*
Emily had stood in the centre of
her flat, clutching the now-silent phone, while her bath-foam flecked skin
dried and her brain caught up with what her mouth had said.
Oh shit.
This has to work, now.
She groaned and flung the phone
to the desk, where it slid right off the edge and dropped to the floor, the
case pinging free from the battery. Yup. Seemed appropriate.
Once she was dressed and had a
fresh coffee in her hands, she sat down on her sagging sofa and clipped her
phone back together. She sent a quick text to Kayleigh. God, she missed having
her friend around. They'd shared a flat until when Kayleigh's job had taken her
to Belgium. It was great to have the space to herself but Kayleigh had also
talked her out of lots of mistakes.
It was telling that the debacle
with the last story had happened after Kayleigh left the country.
I'm having one last go at
social commentary, her message read. I've got to make this work.

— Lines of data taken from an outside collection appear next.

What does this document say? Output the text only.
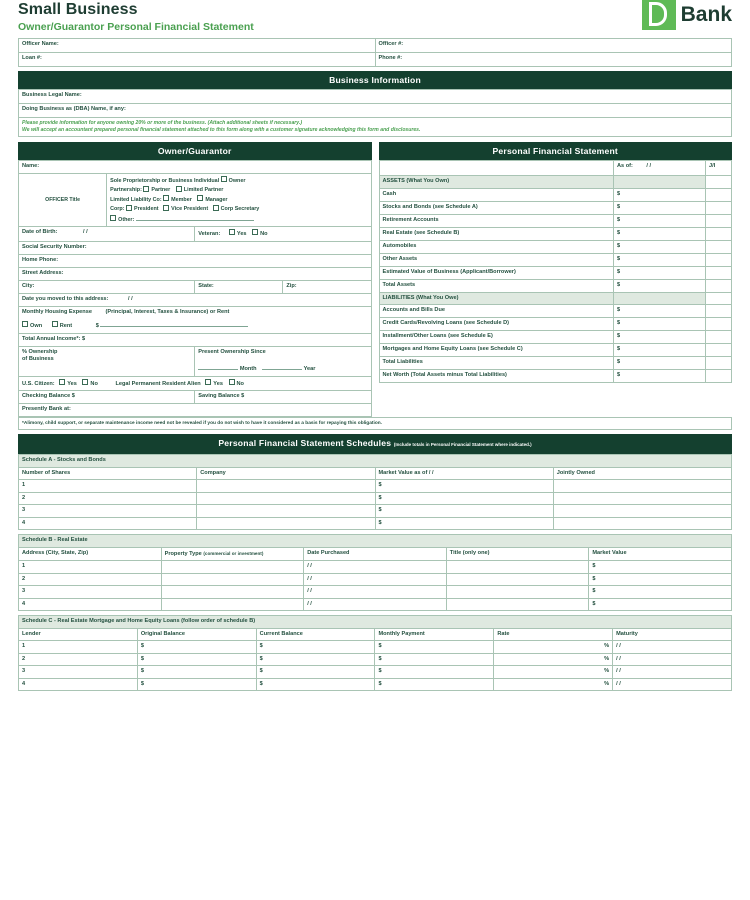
Small Business
Owner/Guarantor Personal Financial Statement
Bank
Officer Name:	Officer #:
Loan #:	Phone #:
Business Information
Business Legal Name:
Doing Business as (DBA) Name, if any:

Please provide information for anyone owning 20% or more of the business. (Attach additional sheets if necessary.)
We will accept an accountant prepared personal financial statement attached to this form along with a customer signature acknowledging this form and disclosures.
Owner/Guarantor
Name:			

OFFICER Title	Sole Proprietorship or Business Individual Owner
Partnership: Partner Limited Partner
Limited Liability Co: Member Manager
Corp: President Vice President Corp Secretary
Other:		

Date of Birth: / /		Veteran: Yes No	
Social Security Number:			
Home Phone:			
Street Address:			
City:		State:	Zip:
Date you moved to this address: / /			

Monthly Housing Expense (Principal, Interest, Taxes & Insurance) or Rent
Own Rent $			

Total Annual Income*: $			

% Ownership
of Business

Present Ownership Since
Month	Year

U.S. Citizen: Yes No Legal Permanent Resident Alien Yes No			
Checking Balance $		Saving Balance $	
Presently Bank at:			
Personal Financial Statement
	As of: / /	J/I
ASSETS (What You Own)		
Cash	$	
Stocks and Bonds (see Schedule A)	$	
Retirement Accounts	$	
Real Estate (see Schedule B)	$	
Automobiles	$	
Other Assets	$	
Estimated Value of Business (Applicant/Borrower)	$	
Total Assets	$	
LIABILITIES (What You Owe)		
Accounts and Bills Due	$	
Credit Cards/Revolving Loans (see Schedule D)	$	
Installment/Other Loans (see Schedule E)	$	
Mortgages and Home Equity Loans (see Schedule C)	$	
Total Liabilities	$	
Net Worth (Total Assets minus Total Liabilities)	$	
*Alimony, child support, or separate maintenance income need not be revealed if you do not wish to have it considered as a basis for repaying this obligation.
Personal Financial Statement Schedules (Include totals in Personal Financial Statement where indicated.)
Schedule A - Stocks and Bonds			
Number of Shares	Company	Market Value as of / /	Jointly Owned
1		$	
2		$	
3		$	
4		$	
Schedule B - Real Estate				
Address (City, State, Zip)	Property Type (commercial or investment)	Date Purchased	Title (only one)	Market Value
1		/ /		$
2		/ /		$
3		/ /		$
4		/ /		$
Schedule C - Real Estate Mortgage and Home Equity Loans (follow order of schedule B)					
Lender	Original Balance	Current Balance	Monthly Payment	Rate	Maturity
1	$	$	$	%	/ /
2	$	$	$	%	/ /
3	$	$	$	%	/ /
4	$	$	$	%	/ /
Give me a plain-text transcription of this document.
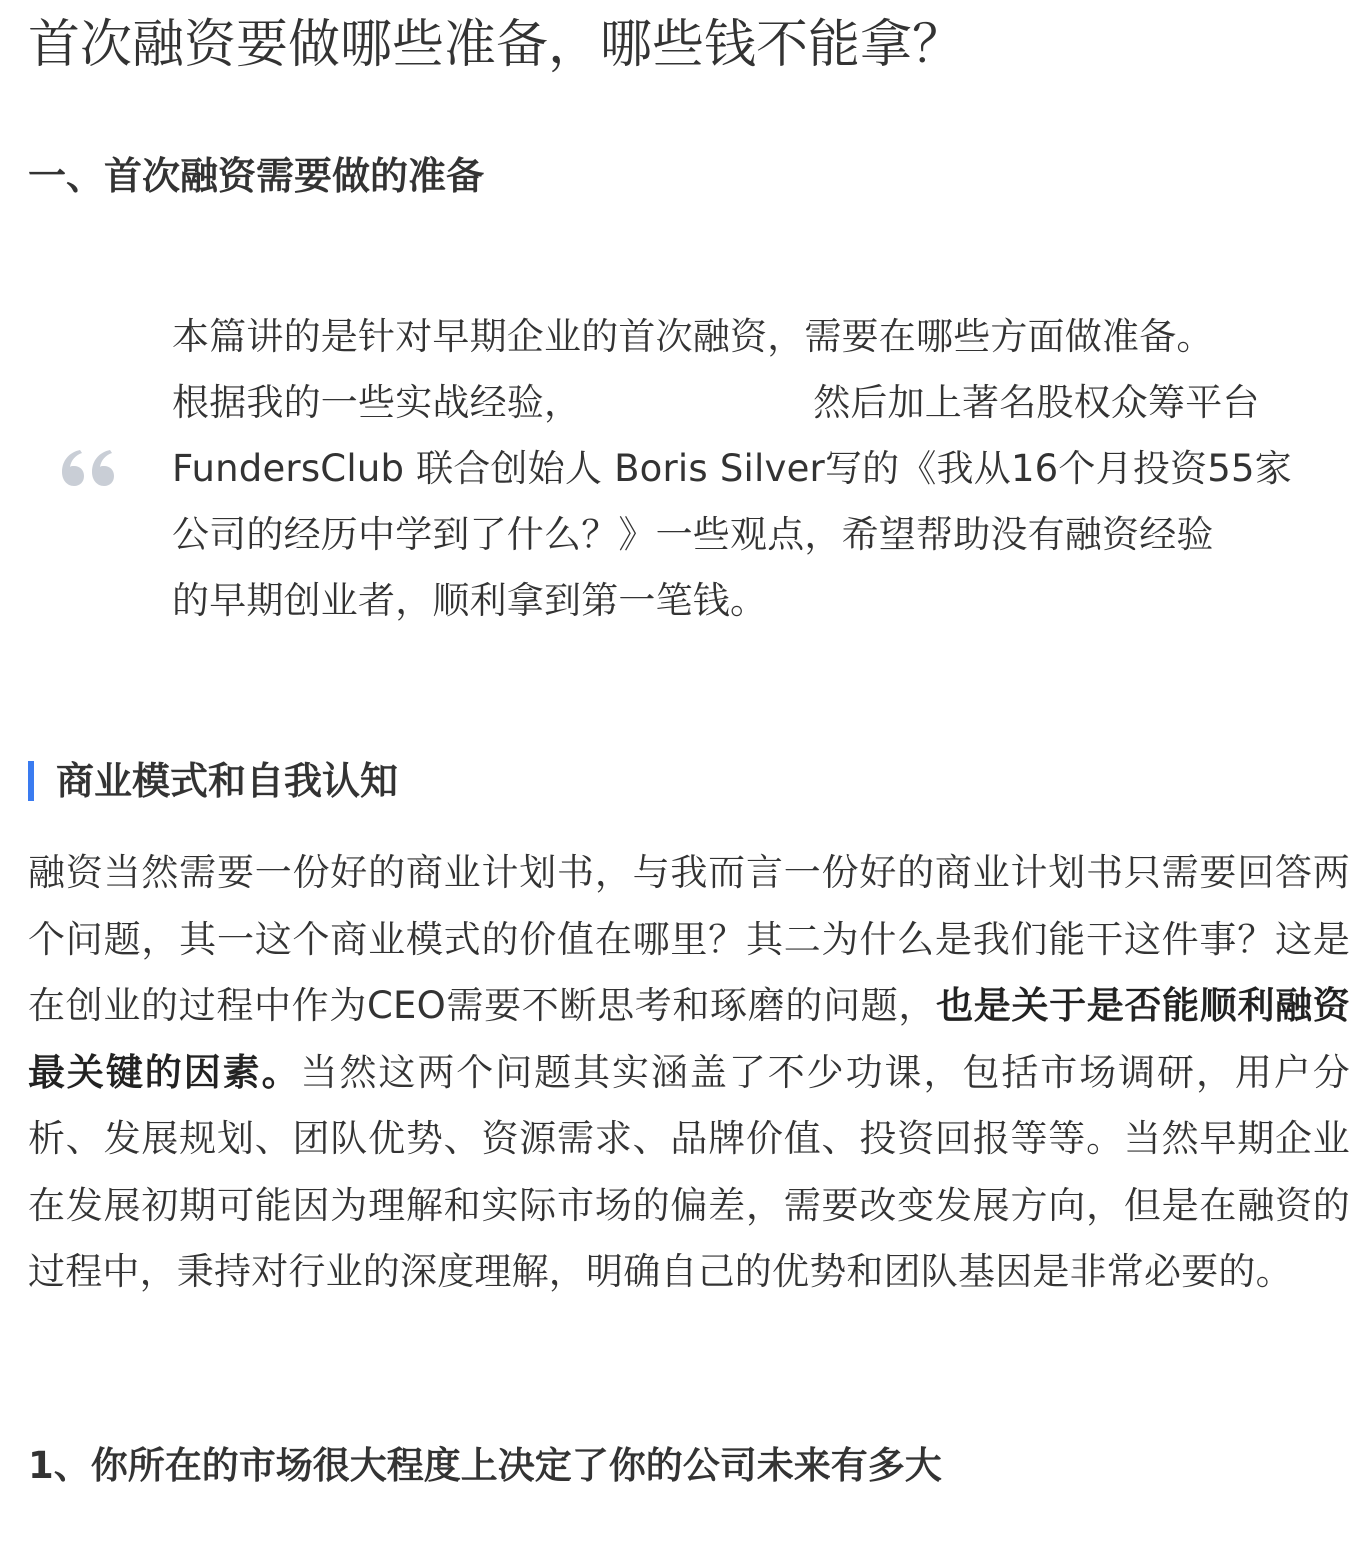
首次融资要做哪些准备，哪些钱不能拿？
一、首次融资需要做的准备

本篇讲的是针对早期企业的首次融资，需要在哪些方面做准备。
根据我的一些实战经验，	然后加上著名股权众筹平台
FundersClub 联合创始人 Boris Silver写的《我从16个月投资55家
公司的经历中学到了什么？》一些观点，希望帮助没有融资经验
的早期创业者，顺利拿到第一笔钱。

商业模式和自我认知

融资当然需要一份好的商业计划书，与我而言一份好的商业计划书只需要回答两个问题，其一这个商业模式的价值在哪里？其二为什么是我们能干这件事？这是在创业的过程中作为CEO需要不断思考和琢磨的问题，也是关于是否能顺利融资最关键的因素。当然这两个问题其实涵盖了不少功课，包括市场调研，用户分析、发展规划、团队优势、资源需求、品牌价值、投资回报等等。当然早期企业在发展初期可能因为理解和实际市场的偏差，需要改变发展方向，但是在融资的过程中，秉持对行业的深度理解，明确自己的优势和团队基因是非常必要的。

1、你所在的市场很大程度上决定了你的公司未来有多大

There was no reply and Emily
drank her coffee while surfing a few websites and sending some exploratory
emails. She hit up old contacts and found a few messages returned instantly, undeliverable. Perhaps she ought to do some footwork, get back out to the pubs and clubs, find
some new leads.
What would 90,000 prisoners in
the UK do on release?
She hopped from website to website,
looking at arguments of every political hue. Was it really all a capitalist
conceit, designed to keep an underclass so that the whole edifice of
consumerism could be built from the bottom to the top? It was an interesting
idea, and she was soon drawn into the debate. I wonder what Turner thinks of
this? She jotted a few things on her notebook. I must ask him.
Her phone zinged with Kayleigh's
reply, jolting her back to the real world. One word. WHY?
Emily thumbed through the apps on
her phone, while trying to conjure up a reply in her head. None came. Because.
Why not. I must. I feel. There is.
In the end, she didn't reply at
all. Instead she scrolled through the list of contacts and lighted up on the
editor of a national weekly that dealt with gritty, hard hitting issues. He was
the one for this. She considered sending an email, but she'd worked with him
before, and a phone call was often a quicker way of getting a response for a
known writer like she was. She ignored Kayleigh's text, and instead rang the
editor's desk.
But it was an unfamiliar female
voice that answered.
"Oh, hi. I was after
Julian…" Emily stammered.
"Ahh, sorry. He's on leave
right now. I'm the office manager. Can I ask who's calling? I might be able to
pass you on to the sub-editor."
Emily's toes clamped tightly in a
curl. She knew the sub from college, and they'd never got on. He was a
supercilious little prick who had not forgotten how she'd turned him down for a
date. "Ahh, no, you're all right. Thanks."
"It's okay, do you want to-"
Emily never heard what the woman
was offering because she terminated the call and tossed the phone onto a
cushion. Whereupon it slid, once more, to the floor and disgorged its contents.
I really ought to get a cover
for that thing.
Or stop throwing it around.
One or the other.
What now? Julian, her best hope
for this article, was away. Write it on spec? Dangerous. Could be a big waste
of time.
Her future fogged over, uncertain
once more. She pushed the sense of foreboding away, and sat up straight, drinking
the last of her tepid coffee before turning back to her online research.
* * * *
The quayside area was different
at night. Emily stepped off the Metrolink tram and walked briskly, streetwise
enough to know she had to walk with the confidence that she didn't always feel.
Over the past two days since her decision to keep trying with investigative
journalism, she had done a lot of work and research but she was still no nearer
a commission. She'd tried ringing Turner but he hadn't returned her calls until
that afternoon, apologetic and claiming to have been away somewhere.